On 10 February 2003 Gholamreza Aqazadeh, the head of Iran's Atomic Energy Organization (AEOI), said that Iran had started an ambitious nuclear energy program and was poised to begin processing uranium. He said that the uranium ore processing plant was expected to come on line soon in the central city of Esfahan and preliminary work had begun on a uranium enrichment plant. Aqazadeh said the first steps had been taken to build an enrichment plant, "but we still have a long way to go to have this plant come onstream." Aqazadeh said the enrichment plant would be built in Kashan (Natanz) in central Iran. The fuel would come from another facility in Esfahan, where a UCF was close to inauguration.
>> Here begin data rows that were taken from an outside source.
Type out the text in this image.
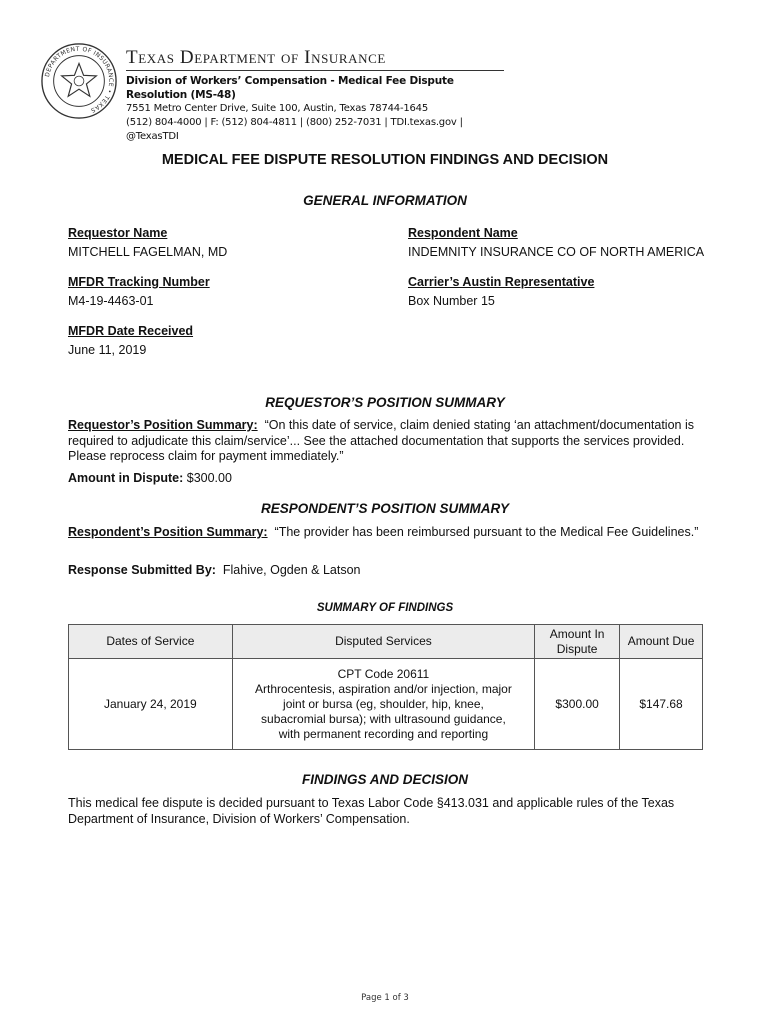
DEPARTMENT OF INSURANCE • TEXAS
Texas Department of Insurance
Division of Workers’ Compensation - Medical Fee Dispute Resolution (MS-48)
7551 Metro Center Drive, Suite 100, Austin, Texas 78744-1645
(512) 804-4000 | F: (512) 804-4811 | (800) 252-7031 | TDI.texas.gov | @TexasTDI
MEDICAL FEE DISPUTE RESOLUTION FINDINGS AND DECISION
GENERAL INFORMATION
Requestor Name
MITCHELL FAGELMAN, MD
Respondent Name
INDEMNITY INSURANCE CO OF NORTH AMERICA
MFDR Tracking Number
M4-19-4463-01
Carrier’s Austin Representative
Box Number 15
MFDR Date Received
June 11, 2019
REQUESTOR’S POSITION SUMMARY
Requestor’s Position Summary: “On this date of service, claim denied stating ‘an attachment/documentation is required to adjudicate this claim/service’... See the attached documentation that supports the services provided. Please reprocess claim for payment immediately.”
Amount in Dispute: $300.00
RESPONDENT’S POSITION SUMMARY
Respondent’s Position Summary: “The provider has been reimbursed pursuant to the Medical Fee Guidelines.”
Response Submitted By: Flahive, Ogden & Latson
SUMMARY OF FINDINGS
Dates of Service	Disputed Services	Amount In Dispute	Amount Due
January 24, 2019	CPT Code 20611
Arthrocentesis, aspiration and/or injection, major
joint or bursa (eg, shoulder, hip, knee,
subacromial bursa); with ultrasound guidance,
with permanent recording and reporting	$300.00	$147.68
FINDINGS AND DECISION
This medical fee dispute is decided pursuant to Texas Labor Code §413.031 and applicable rules of the Texas Department of Insurance, Division of Workers’ Compensation.
Page 1 of 3
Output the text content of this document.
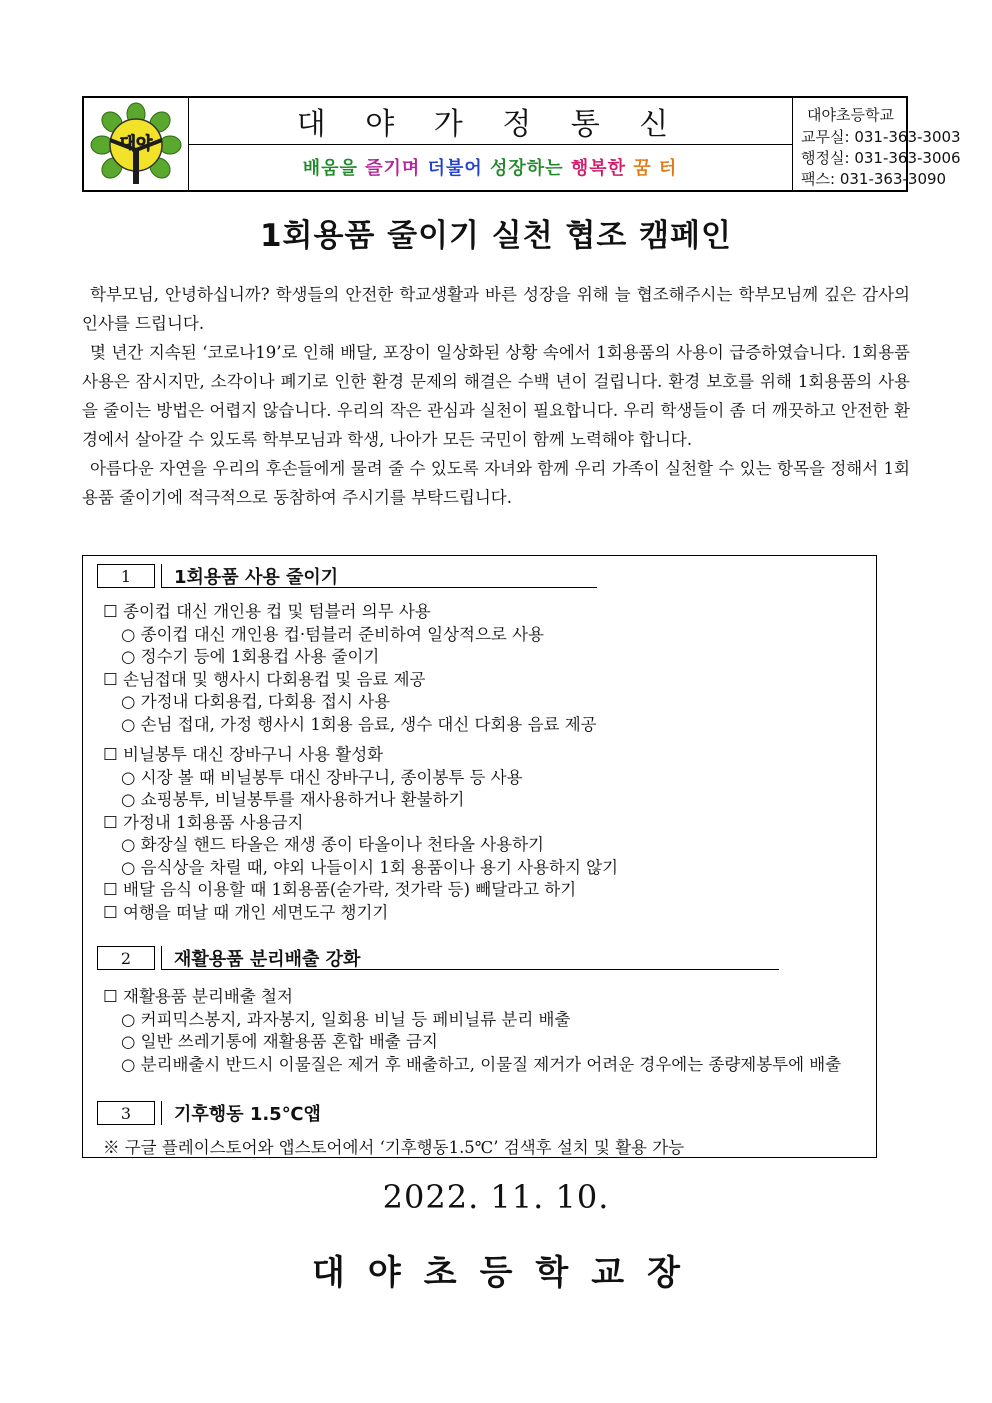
대야
대 야 가 정 통 신
배움을 즐기며 더불어 성장하는 행복한 꿈 터
대야초등학교
교무실: 031-363-3003
행정실: 031-363-3006
팩스: 031-363-3090
1회용품 줄이기 실천 협조 캠페인

학부모님, 안녕하십니까? 학생들의 안전한 학교생활과 바른 성장을 위해 늘 협조해주시는 학부모님께 깊은 감사의 인사를 드립니다.

몇 년간 지속된 ‘코로나19’로 인해 배달, 포장이 일상화된 상황 속에서 1회용품의 사용이 급증하였습니다. 1회용품 사용은 잠시지만, 소각이나 폐기로 인한 환경 문제의 해결은 수백 년이 걸립니다. 환경 보호를 위해 1회용품의 사용을 줄이는 방법은 어렵지 않습니다. 우리의 작은 관심과 실천이 필요합니다. 우리 학생들이 좀 더 깨끗하고 안전한 환경에서 살아갈 수 있도록 학부모님과 학생, 나아가 모든 국민이 함께 노력해야 합니다.

아름다운 자연을 우리의 후손들에게 물려 줄 수 있도록 자녀와 함께 우리 가족이 실천할 수 있는 항목을 정해서 1회용품 줄이기에 적극적으로 동참하여 주시기를 부탁드립니다.

1	1회용품 사용 줄이기
☐ 종이컵 대신 개인용 컵 및 텀블러 의무 사용
○ 종이컵 대신 개인용 컵·텀블러 준비하여 일상적으로 사용
○ 정수기 등에 1회용컵 사용 줄이기
☐ 손님접대 및 행사시 다회용컵 및 음료 제공
○ 가정내 다회용컵, 다회용 접시 사용
○ 손님 접대, 가정 행사시 1회용 음료, 생수 대신 다회용 음료 제공
☐ 비닐봉투 대신 장바구니 사용 활성화
○ 시장 볼 때 비닐봉투 대신 장바구니, 종이봉투 등 사용
○ 쇼핑봉투, 비닐봉투를 재사용하거나 환불하기
☐ 가정내 1회용품 사용금지
○ 화장실 핸드 타올은 재생 종이 타올이나 천타올 사용하기
○ 음식상을 차릴 때, 야외 나들이시 1회 용품이나 용기 사용하지 않기
☐ 배달 음식 이용할 때 1회용품(숟가락, 젓가락 등) 빼달라고 하기
☐ 여행을 떠날 때 개인 세면도구 챙기기
2	재활용품 분리배출 강화
☐ 재활용품 분리배출 철저
○ 커피믹스봉지, 과자봉지, 일회용 비닐 등 페비닐류 분리 배출
○ 일반 쓰레기통에 재활용품 혼합 배출 금지
○ 분리배출시 반드시 이물질은 제거 후 배출하고, 이물질 제거가 어려운 경우에는 종량제봉투에 배출
3	기후행동 1.5℃앱
※ 구글 플레이스토어와 앱스토어에서 ‘기후행동1.5℃’ 검색후 설치 및 활용 가능
2022. 11. 10.
대야초등학교장
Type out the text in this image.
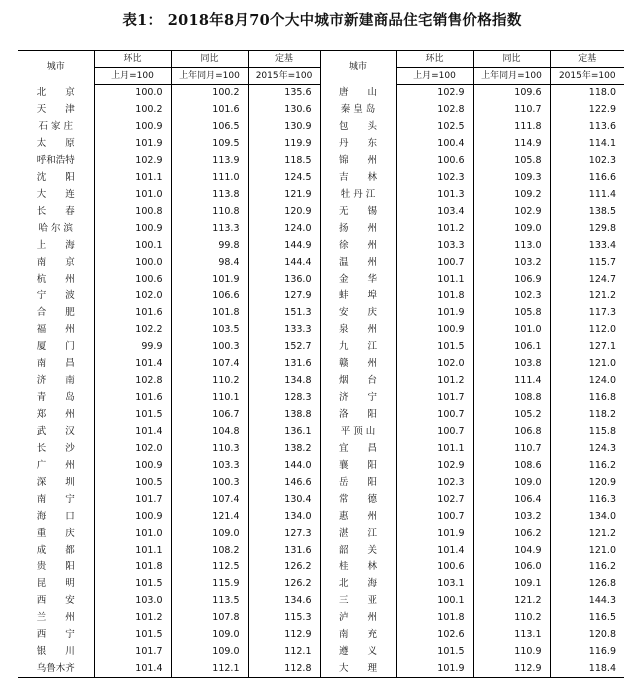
表1： 2018年8月70个大中城市新建商品住宅销售价格指数
城市	环比	同比	定基	城市	环比	同比	定基
	上月=100	上年同月=100	2015年=100		上月=100	上年同月=100	2015年=100
北　　京	100.0	100.2	135.6	唐　　山	102.9	109.6	118.0
天　　津	100.2	101.6	130.6	秦 皇 岛	102.8	110.7	122.9
石 家 庄	100.9	106.5	130.9	包　　头	102.5	111.8	113.6
太　　原	101.9	109.5	119.9	丹　　东	100.4	114.9	114.1
呼和浩特	102.9	113.9	118.5	锦　　州	100.6	105.8	102.3
沈　　阳	101.1	111.0	124.5	吉　　林	102.3	109.3	116.6
大　　连	101.0	113.8	121.9	牡 丹 江	101.3	109.2	111.4
长　　春	100.8	110.8	120.9	无　　锡	103.4	102.9	138.5
哈 尔 滨	100.9	113.3	124.0	扬　　州	101.2	109.0	129.8
上　　海	100.1	99.8	144.9	徐　　州	103.3	113.0	133.4
南　　京	100.0	98.4	144.4	温　　州	100.7	103.2	115.7
杭　　州	100.6	101.9	136.0	金　　华	101.1	106.9	124.7
宁　　波	102.0	106.6	127.9	蚌　　埠	101.8	102.3	121.2
合　　肥	101.6	101.8	151.3	安　　庆	101.9	105.8	117.3
福　　州	102.2	103.5	133.3	泉　　州	100.9	101.0	112.0
厦　　门	99.9	100.3	152.7	九　　江	101.5	106.1	127.1
南　　昌	101.4	107.4	131.6	赣　　州	102.0	103.8	121.0
济　　南	102.8	110.2	134.8	烟　　台	101.2	111.4	124.0
青　　岛	101.6	110.1	128.3	济　　宁	101.7	108.8	116.8
郑　　州	101.5	106.7	138.8	洛　　阳	100.7	105.2	118.2
武　　汉	101.4	104.8	136.1	平 顶 山	100.7	106.8	115.8
长　　沙	102.0	110.3	138.2	宜　　昌	101.1	110.7	124.3
广　　州	100.9	103.3	144.0	襄　　阳	102.9	108.6	116.2
深　　圳	100.5	100.3	146.6	岳　　阳	102.3	109.0	120.9
南　　宁	101.7	107.4	130.4	常　　德	102.7	106.4	116.3
海　　口	100.9	121.4	134.0	惠　　州	100.7	103.2	134.0
重　　庆	101.0	109.0	127.3	湛　　江	101.9	106.2	121.2
成　　都	101.1	108.2	131.6	韶　　关	101.4	104.9	121.0
贵　　阳	101.8	112.5	126.2	桂　　林	100.6	106.0	116.2
昆　　明	101.5	115.9	126.2	北　　海	103.1	109.1	126.8
西　　安	103.0	113.5	134.6	三　　亚	100.1	121.2	144.3
兰　　州	101.2	107.8	115.3	泸　　州	101.8	110.2	116.5
西　　宁	101.5	109.0	112.9	南　　充	102.6	113.1	120.8
银　　川	101.7	109.0	112.1	遵　　义	101.5	110.9	116.9
乌鲁木齐	101.4	112.1	112.8	大　　理	101.9	112.9	118.4
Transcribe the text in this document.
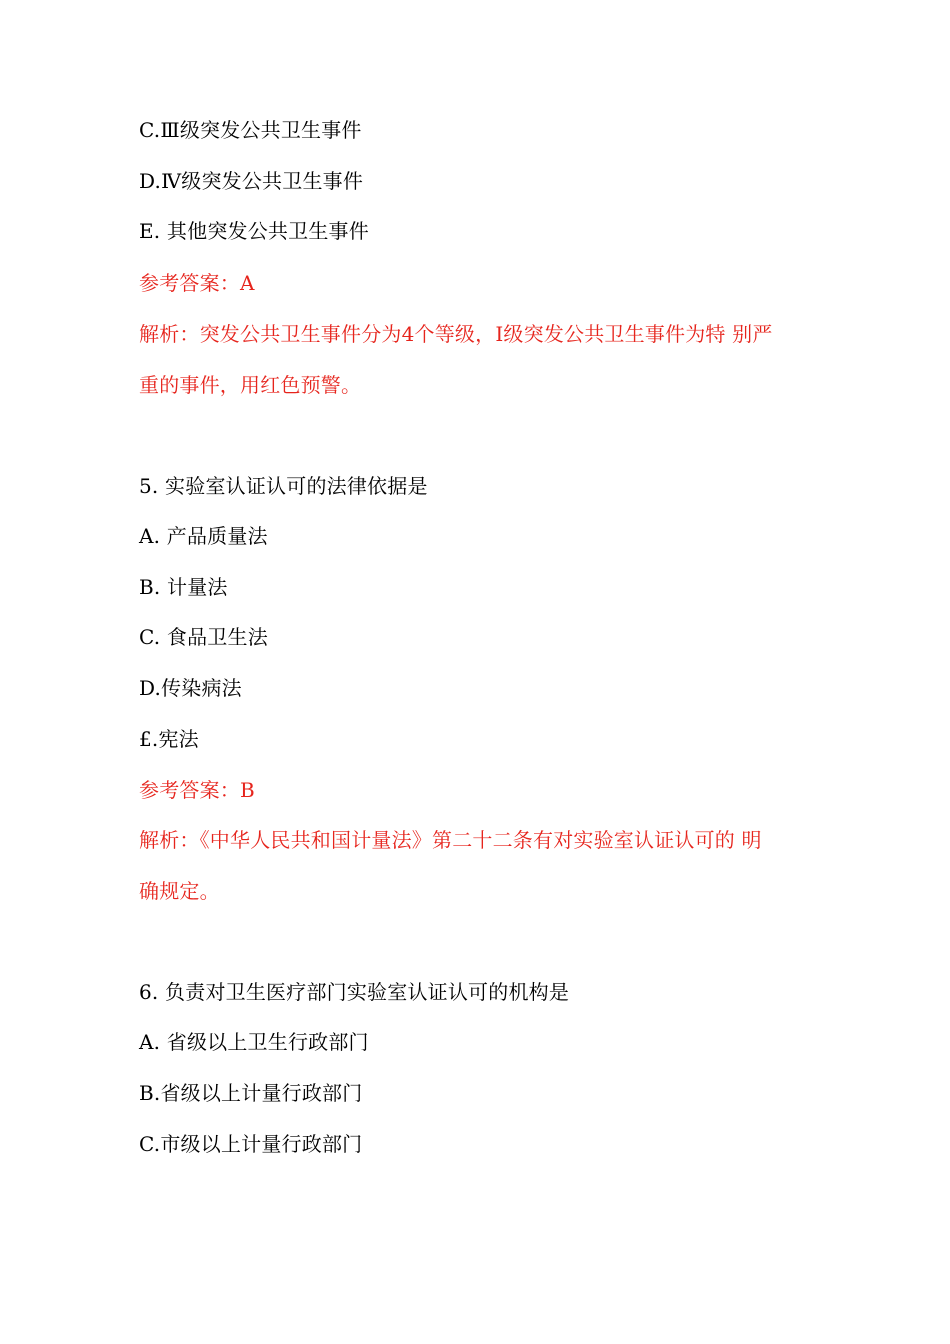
C.Ⅲ级突发公共卫生事件
D.Ⅳ级突发公共卫生事件
E. 其他突发公共卫生事件
参考答案：A
解析：突发公共卫生事件分为4个等级，I级突发公共卫生事件为特 别严
重的事件，用红色预警。
5. 实验室认证认可的法律依据是
A. 产品质量法
B. 计量法
C. 食品卫生法
D.传染病法
£.宪法
参考答案：B
解析：《中华人民共和国计量法》第二十二条有对实验室认证认可的 明
确规定。
6. 负责对卫生医疗部门实验室认证认可的机构是
A. 省级以上卫生行政部门
B.省级以上计量行政部门
C.市级以上计量行政部门
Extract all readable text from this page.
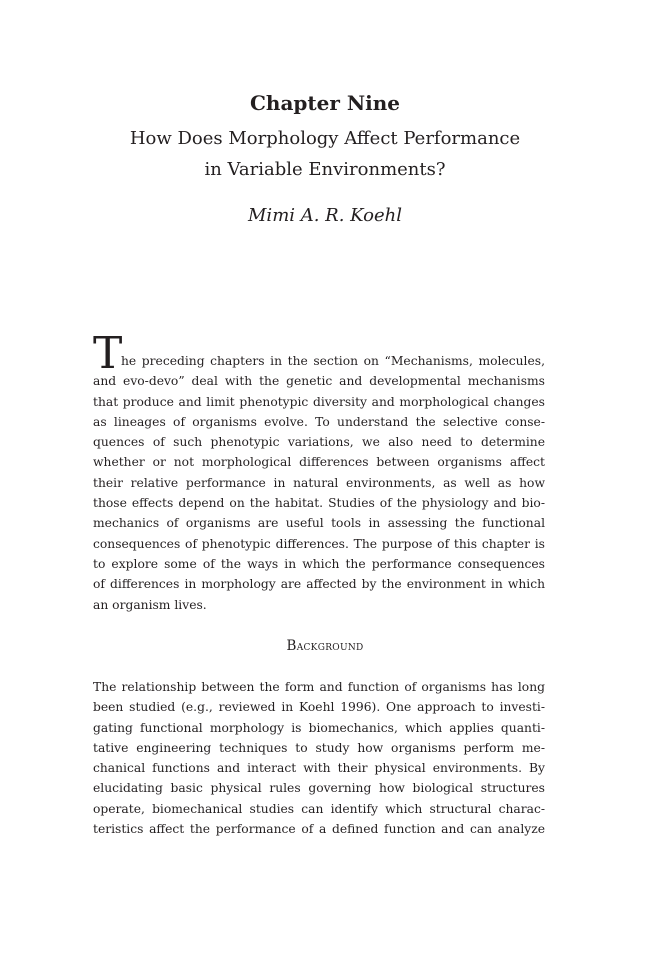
Chapter Nine
How Does Morphology Affect Performance
in Variable Environments?
Mimi A. R. Koehl
T
he preceding chapters in the section on “Mechanisms, molecules,
and evo-devo” deal with the genetic and developmental mechanisms
that produce and limit phenotypic diversity and morphological changes
as lineages of organisms evolve. To understand the selective conse-
quences of such phenotypic variations, we also need to determine
whether or not morphological differences between organisms affect
their relative performance in natural environments, as well as how
those effects depend on the habitat. Studies of the physiology and bio-
mechanics of organisms are useful tools in assessing the functional
consequences of phenotypic differences. The purpose of this chapter is
to explore some of the ways in which the performance consequences
of differences in morphology are affected by the environment in which
an organism lives.
Background
The relationship between the form and function of organisms has long
been studied (e.g., reviewed in Koehl 1996). One approach to investi-
gating functional morphology is biomechanics, which applies quanti-
tative engineering techniques to study how organisms perform me-
chanical functions and interact with their physical environments. By
elucidating basic physical rules governing how biological structures
operate, biomechanical studies can identify which structural charac-
teristics affect the performance of a defined function and can analyze
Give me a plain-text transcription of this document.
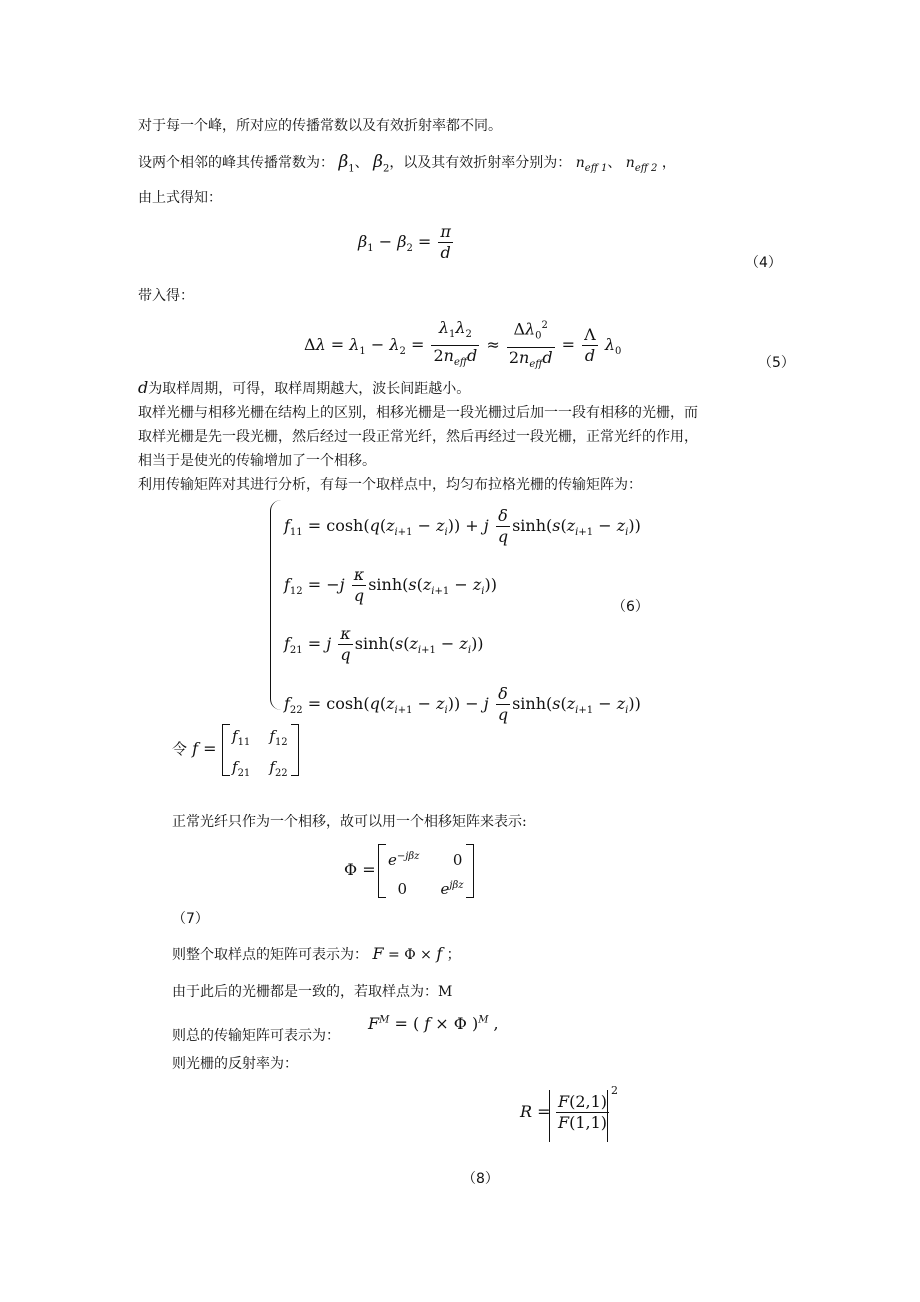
对于每一个峰，所对应的传播常数以及有效折射率都不同。
设两个相邻的峰其传播常数为： $\beta_1$、 $\beta_2$，以及其有效折射率分别为： $n_{eff 1}$、 $n_{eff 2}$ ，
由上式得知：
$\beta_1 - \beta_2 = \frac{\pi}{d}$	（4）
带入得：
$\Delta\lambda = \lambda_1 - \lambda_2 = \frac{\lambda_1\lambda_2}{2n_{eff}d} \approx \frac{\Delta\lambda_0^2}{2n_{eff}d} = \frac{\Lambda}{d} \lambda_0$
（5）
d为取样周期，可得，取样周期越大，波长间距越小。
取样光栅与相移光栅在结构上的区别，相移光栅是一段光栅过后加一一段有相移的光栅，而
取样光栅是先一段光栅，然后经过一段正常光纤，然后再经过一段光栅，正常光纤的作用，
相当于是使光的传输增加了一个相移。
利用传输矩阵对其进行分析，有每一个取样点中，均匀布拉格光栅的传输矩阵为：
$f_{11} = \cosh(q(z_{i+1} - z_i)) + j \frac{\delta}{q} \sinh(s(z_{i+1} - z_i))$
$f_{12} = -j \frac{\kappa}{q} \sinh(s(z_{i+1} - z_i))$
$f_{21} = j \frac{\kappa}{q} \sinh(s(z_{i+1} - z_i))$
$f_{22} = \cosh(q(z_{i+1} - z_i)) - j \frac{\delta}{q} \sinh(s(z_{i+1} - z_i))$
（6）
令 f =
$f_{11}$ $f_{12}$
$f_{21}$ $f_{22}$
正常光纤只作为一个相移，故可以用一个相移矩阵来表示:
$\Phi = e^{-j\beta z}$       0
0       $e^{j\beta z}$
（7）
则整个取样点的矩阵可表示为： F = Φ × f ；
由于此后的光栅都是一致的，若取样点为：M
则总的传输矩阵可表示为：
$F^M$ = ( f × Φ )$^M$ ,
则光栅的反射率为：
$R = \frac{F(2,1)}{F(1,1)}$
2
（8）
A much-anticipated report by the IAEA, distributed to governments on 6 June 2003 in advance of a meeting of the agency's board of governors on 16 June 2003, concluded that Iran had failed to comply with its nuclear safeguards agreement. The IAEA report revealed Iran was building a previously unacknowledged heavy-water research reactor. That facility could increase Iran's technological options for the production of nuclear weapons. Also published in the report were new Iranian declarations of intentions to establish a Fuel Manufacturing Plant and Zirconium Production Plant, both requisites for creating creating nuclear fuel rods.
In the 2003 report, titled Implementation of the NPT safeguards agreement in the Islamic Republic of Iran: Report by the Director General, the Director General of the IAEA identified a number of corrective actions by Iran that were necessary to enable the Agency to verify the previously unreported nuclear material declared to have been imported by Iran in 1991. These actions included the provision of design information on the waste storage facility at Esfahan, and the granting of access to that facility, as well as to Anarak and Qom, where waste resulting from the processing of the imported material was believed to be stored or had been disposed of.
After voluntarily agreeing to suspend nuclear activities at Esfahan's UCF in 2004, Iran notified the IAEA on 1 August 2005 of its intention to resume conversion activities. As of February 2008, Iran had informed the IAEA that the only conversion activities underway were the ones ongoing at the Esfahan UCF.